You might pay down your debts through a balance transfer or interest rate negotiation.
Both put the control in your hands, which can be good or bad, depending on how disciplined you are.
As with any financial goal, whether you choose a credit card consolidation loan or other payoff method depends largely on your current financial situation, including your existing debts, whether you can afford your current monthly payments, the interest rates you’re now paying to your creditors, and how quickly you’d like to pay off your bills.

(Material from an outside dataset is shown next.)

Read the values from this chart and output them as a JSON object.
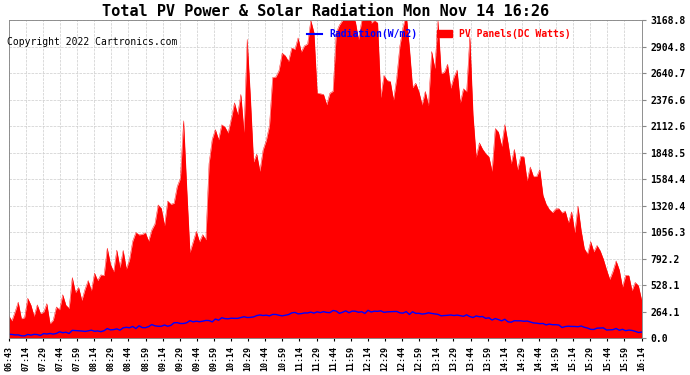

helps you pay off debts by consolidating your bills into one simple, monthly payment – often with a lower interest rate than you’re currently paying to your existing creditors.
Instead, your unsecured debt payments are consolidated into one monthly payment to the agency, which in turn pays your creditors each month.
Your credit counselor works with your creditors to try to reduce your interest rates and eliminate extra fees, like late charges or over-limit charges.
Others might consider transferring balances to one credit card or getting a consolidation loan.
The best way to consolidate debt is to consolidate in a way that avoids taking on additional debt.The best way to consolidate debt varies by individual, depending on your financial circumstances and preferences.For some, the best way to consolidate debt may be paying off smaller balances first and then adding those payments to the bigger bills until those are paid off.With a credit card consolidation loan, you work with a lender to combine all of your unsecured debt into one monthly payment.The lender will pay off your credit card bills, and in exchange you’ll enter into a loan agreement with the lender to pay back the money.